In January 2020, more than 40 construction and rail industry bosses signed a letter urging the Prime Minister to “get HS2 done”.
“We want to take this opportunity to reiterate not only the devastating impact any curtailment of HS2 would have on our industry, but the detrimental effect cancellation would have on UK Plc more widely in terms of jobs, manufacturing, investment and export potential,” it said.
Meanwhile, the British Chambers of Commerce and transport group Midlands Connect have also urged the PM to go ahead with the project.
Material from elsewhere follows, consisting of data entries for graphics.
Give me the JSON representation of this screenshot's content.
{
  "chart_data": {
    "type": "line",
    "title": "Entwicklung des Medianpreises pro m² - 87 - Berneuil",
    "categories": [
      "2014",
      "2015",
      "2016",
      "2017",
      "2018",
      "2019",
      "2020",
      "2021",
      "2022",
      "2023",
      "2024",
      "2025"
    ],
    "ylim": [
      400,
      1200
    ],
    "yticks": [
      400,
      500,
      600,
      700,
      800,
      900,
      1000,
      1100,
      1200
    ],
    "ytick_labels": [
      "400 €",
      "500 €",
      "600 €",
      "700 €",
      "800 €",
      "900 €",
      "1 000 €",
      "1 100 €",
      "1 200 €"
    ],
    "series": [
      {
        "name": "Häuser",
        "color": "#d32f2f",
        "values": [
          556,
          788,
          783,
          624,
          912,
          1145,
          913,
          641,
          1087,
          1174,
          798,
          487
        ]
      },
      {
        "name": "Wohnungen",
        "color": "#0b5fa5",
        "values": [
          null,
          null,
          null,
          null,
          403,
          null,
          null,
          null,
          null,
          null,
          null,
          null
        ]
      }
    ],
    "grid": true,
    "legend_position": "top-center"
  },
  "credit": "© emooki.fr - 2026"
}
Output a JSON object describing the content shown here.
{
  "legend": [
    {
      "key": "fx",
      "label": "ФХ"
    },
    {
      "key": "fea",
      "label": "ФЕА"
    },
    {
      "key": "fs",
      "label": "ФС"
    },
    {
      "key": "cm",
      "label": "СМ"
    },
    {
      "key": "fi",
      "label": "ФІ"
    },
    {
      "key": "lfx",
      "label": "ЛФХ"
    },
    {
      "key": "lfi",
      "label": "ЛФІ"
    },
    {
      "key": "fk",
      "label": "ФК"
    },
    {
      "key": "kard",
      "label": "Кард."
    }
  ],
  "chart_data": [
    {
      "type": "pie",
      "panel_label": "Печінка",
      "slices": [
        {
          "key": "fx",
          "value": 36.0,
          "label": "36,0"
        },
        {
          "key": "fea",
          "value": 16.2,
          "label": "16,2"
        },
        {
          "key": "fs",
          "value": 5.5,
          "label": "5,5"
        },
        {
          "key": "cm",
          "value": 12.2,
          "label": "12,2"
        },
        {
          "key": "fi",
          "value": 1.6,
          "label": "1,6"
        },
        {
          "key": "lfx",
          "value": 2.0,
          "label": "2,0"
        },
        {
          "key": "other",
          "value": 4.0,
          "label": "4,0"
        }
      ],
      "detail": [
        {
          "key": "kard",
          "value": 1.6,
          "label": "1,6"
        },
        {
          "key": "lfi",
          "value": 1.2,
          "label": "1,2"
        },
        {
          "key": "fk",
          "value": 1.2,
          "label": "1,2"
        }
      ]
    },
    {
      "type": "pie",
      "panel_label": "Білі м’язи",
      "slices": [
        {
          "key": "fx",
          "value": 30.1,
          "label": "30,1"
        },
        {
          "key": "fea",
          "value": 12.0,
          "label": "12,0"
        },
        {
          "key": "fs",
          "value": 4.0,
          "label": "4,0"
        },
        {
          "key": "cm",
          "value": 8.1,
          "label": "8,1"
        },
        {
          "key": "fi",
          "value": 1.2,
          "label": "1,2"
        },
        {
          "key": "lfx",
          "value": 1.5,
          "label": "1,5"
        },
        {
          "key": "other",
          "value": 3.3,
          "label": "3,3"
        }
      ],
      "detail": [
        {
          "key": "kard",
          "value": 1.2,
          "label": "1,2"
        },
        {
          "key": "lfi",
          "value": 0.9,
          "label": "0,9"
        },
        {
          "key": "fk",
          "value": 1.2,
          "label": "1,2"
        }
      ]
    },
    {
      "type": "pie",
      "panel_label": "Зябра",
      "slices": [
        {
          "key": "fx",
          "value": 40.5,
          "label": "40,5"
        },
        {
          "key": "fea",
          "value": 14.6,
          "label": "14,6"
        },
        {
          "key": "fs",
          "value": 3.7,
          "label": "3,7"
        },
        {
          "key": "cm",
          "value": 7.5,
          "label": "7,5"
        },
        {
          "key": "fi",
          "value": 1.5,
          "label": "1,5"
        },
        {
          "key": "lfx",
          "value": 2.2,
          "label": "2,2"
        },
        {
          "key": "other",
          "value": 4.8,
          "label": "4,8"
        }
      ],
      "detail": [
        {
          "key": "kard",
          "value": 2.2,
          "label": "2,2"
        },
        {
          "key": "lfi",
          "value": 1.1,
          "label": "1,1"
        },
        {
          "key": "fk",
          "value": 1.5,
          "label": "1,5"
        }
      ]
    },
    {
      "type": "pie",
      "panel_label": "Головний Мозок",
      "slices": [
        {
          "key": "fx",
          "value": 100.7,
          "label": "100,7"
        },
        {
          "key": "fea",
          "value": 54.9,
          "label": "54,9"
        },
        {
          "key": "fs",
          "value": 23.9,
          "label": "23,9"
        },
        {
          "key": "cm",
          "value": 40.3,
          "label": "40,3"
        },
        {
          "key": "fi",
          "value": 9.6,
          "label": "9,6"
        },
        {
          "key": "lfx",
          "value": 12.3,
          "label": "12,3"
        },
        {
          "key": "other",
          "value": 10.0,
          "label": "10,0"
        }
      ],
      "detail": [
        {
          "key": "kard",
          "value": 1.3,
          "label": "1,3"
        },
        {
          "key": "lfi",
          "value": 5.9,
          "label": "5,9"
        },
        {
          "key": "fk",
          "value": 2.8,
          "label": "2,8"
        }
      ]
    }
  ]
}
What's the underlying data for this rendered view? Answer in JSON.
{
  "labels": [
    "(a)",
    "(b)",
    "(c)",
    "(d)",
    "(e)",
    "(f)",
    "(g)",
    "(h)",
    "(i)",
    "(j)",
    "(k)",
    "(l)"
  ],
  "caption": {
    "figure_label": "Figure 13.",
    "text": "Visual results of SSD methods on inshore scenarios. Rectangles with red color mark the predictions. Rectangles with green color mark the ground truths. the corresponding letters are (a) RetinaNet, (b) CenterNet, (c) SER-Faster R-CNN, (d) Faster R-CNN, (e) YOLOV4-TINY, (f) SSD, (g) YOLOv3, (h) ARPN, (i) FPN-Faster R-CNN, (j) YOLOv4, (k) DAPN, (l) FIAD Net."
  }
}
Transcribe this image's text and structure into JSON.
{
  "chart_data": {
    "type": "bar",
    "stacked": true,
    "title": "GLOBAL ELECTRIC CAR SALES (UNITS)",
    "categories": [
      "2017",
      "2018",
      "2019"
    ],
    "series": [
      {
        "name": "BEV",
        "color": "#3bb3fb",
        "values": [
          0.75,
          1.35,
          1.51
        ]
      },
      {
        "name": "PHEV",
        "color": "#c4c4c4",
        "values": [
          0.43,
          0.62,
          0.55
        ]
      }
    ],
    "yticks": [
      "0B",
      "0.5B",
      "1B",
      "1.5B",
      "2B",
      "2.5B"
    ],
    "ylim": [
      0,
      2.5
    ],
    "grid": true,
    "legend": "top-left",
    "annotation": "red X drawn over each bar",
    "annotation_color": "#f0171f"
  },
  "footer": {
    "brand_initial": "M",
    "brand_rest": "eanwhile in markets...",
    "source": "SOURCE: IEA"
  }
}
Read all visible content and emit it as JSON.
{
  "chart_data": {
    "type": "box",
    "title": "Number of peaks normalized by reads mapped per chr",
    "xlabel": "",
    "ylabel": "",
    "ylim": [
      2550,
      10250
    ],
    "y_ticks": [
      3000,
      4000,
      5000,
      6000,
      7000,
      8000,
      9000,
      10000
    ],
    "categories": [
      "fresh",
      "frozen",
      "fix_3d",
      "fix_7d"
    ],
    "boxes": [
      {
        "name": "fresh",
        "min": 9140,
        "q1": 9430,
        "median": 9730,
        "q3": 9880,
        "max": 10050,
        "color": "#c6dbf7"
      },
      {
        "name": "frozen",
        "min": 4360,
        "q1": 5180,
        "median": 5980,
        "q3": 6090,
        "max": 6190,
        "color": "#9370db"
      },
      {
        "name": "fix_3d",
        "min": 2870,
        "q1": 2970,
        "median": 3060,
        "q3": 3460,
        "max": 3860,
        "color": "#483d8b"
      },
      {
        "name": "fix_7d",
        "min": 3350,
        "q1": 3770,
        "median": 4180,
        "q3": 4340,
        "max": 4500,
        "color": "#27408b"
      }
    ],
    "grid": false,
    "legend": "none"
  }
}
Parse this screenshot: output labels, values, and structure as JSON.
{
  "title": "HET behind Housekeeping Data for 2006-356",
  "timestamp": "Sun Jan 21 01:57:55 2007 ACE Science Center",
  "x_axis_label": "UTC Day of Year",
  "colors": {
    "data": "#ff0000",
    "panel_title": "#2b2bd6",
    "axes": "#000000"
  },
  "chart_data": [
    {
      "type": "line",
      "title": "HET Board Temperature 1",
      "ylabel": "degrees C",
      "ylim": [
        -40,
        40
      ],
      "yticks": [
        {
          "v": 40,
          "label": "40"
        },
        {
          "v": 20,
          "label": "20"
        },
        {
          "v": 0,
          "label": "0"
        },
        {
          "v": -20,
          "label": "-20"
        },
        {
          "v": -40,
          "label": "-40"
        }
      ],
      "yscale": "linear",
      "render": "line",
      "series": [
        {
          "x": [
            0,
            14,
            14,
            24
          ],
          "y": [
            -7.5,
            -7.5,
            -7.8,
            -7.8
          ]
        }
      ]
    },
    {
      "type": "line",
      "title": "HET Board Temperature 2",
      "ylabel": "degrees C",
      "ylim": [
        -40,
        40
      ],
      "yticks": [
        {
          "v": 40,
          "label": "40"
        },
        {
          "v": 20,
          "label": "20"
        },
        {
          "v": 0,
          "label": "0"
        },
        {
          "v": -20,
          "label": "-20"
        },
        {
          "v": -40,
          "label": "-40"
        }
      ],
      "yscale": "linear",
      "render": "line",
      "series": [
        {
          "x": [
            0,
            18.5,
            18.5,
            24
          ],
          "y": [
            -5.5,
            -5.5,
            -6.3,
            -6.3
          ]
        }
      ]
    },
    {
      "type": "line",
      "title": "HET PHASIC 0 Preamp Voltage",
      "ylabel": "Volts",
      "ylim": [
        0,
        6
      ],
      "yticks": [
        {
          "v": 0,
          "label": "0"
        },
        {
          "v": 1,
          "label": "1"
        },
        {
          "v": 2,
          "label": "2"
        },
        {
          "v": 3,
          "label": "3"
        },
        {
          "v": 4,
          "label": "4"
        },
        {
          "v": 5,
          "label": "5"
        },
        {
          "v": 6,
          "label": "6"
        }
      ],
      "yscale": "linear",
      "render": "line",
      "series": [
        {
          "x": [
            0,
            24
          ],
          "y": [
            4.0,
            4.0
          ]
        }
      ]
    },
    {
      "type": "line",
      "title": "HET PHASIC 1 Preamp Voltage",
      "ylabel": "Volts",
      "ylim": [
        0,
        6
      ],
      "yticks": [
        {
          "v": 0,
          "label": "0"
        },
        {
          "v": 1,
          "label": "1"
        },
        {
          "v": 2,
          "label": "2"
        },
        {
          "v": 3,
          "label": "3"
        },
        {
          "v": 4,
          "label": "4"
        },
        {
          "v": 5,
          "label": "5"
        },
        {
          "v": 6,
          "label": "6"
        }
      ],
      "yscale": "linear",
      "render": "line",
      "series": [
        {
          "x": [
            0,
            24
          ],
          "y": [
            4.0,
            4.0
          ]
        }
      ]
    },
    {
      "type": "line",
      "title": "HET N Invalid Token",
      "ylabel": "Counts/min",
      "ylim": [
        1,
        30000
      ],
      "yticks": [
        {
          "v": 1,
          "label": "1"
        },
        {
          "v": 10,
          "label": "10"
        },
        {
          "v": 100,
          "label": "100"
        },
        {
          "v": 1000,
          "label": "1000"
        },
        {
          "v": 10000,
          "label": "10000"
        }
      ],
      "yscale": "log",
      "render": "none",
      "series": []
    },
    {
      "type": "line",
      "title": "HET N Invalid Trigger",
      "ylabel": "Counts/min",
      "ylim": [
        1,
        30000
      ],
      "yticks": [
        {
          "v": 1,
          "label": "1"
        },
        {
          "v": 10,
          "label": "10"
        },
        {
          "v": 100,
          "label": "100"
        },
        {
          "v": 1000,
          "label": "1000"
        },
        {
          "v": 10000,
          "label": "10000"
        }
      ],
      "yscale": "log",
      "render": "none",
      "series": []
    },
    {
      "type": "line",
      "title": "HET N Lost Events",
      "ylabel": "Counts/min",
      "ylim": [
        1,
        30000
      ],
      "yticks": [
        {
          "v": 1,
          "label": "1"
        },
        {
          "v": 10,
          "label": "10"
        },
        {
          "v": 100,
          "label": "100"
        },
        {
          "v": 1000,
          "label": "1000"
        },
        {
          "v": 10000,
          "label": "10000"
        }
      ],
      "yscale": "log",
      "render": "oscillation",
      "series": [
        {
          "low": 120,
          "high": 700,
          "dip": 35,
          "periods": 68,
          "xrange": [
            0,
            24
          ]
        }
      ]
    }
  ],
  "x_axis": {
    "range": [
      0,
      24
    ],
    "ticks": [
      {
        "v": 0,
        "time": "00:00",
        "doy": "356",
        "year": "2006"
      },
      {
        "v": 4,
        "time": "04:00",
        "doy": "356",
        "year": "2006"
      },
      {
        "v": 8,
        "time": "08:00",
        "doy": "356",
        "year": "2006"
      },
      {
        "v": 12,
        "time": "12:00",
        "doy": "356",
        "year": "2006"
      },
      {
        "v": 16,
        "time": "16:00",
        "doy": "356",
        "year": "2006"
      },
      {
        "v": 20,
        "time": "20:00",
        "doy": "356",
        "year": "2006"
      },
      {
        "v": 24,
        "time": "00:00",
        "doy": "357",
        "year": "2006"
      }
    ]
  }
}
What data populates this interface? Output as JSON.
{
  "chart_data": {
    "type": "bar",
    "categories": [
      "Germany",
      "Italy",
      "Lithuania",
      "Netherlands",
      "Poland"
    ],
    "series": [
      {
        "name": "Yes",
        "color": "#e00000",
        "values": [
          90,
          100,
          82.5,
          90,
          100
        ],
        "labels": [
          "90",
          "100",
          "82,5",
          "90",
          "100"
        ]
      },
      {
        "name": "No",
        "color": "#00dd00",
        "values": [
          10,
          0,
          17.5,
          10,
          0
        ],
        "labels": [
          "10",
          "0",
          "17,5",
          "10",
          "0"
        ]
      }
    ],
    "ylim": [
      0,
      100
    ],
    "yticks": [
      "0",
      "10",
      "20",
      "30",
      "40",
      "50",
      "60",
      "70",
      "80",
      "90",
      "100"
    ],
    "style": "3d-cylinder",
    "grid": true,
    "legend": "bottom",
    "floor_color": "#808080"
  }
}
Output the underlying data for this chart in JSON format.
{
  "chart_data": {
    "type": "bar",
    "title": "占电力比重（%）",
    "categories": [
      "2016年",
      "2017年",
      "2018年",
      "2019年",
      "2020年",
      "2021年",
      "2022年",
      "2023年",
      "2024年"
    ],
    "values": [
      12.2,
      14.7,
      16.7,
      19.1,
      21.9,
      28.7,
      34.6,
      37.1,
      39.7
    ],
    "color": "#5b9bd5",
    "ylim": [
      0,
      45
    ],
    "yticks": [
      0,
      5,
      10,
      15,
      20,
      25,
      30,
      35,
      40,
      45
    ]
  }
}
BCC director general Adam Marshall said: “This project is an investment that will transform the capacity of our railways and the potential of so many areas across the UK.
“While there can be no blank cheque, cutting the project back would put development and investment plans across the country at risk.”
Midlands Connect chairman Sir John Peace added: “To delay and downgrade HS2 north of Birmingham would be a betrayal of the Midlands and the North. We need a modern, fast and reliable railway to link our great towns and cities sustainably.”
But it has many opponents too – whose voices have only got louder with each successive increase in cost.
The loudest of those, Stop HS2, said after the Oakervee review leak: “We’ve said for a long time that there are massive problems with and within HS2 Ltd, and even the Oakervee review, led by a former chair of HS2 Ltd can’t brush them all under the carpet.”
Nick Macpherson, former Treasury permanent secretary, added: “What will it take for our political elite to accept this vanity project is not value for money? Imagine how many sensible rail and road projects could be built with the money.”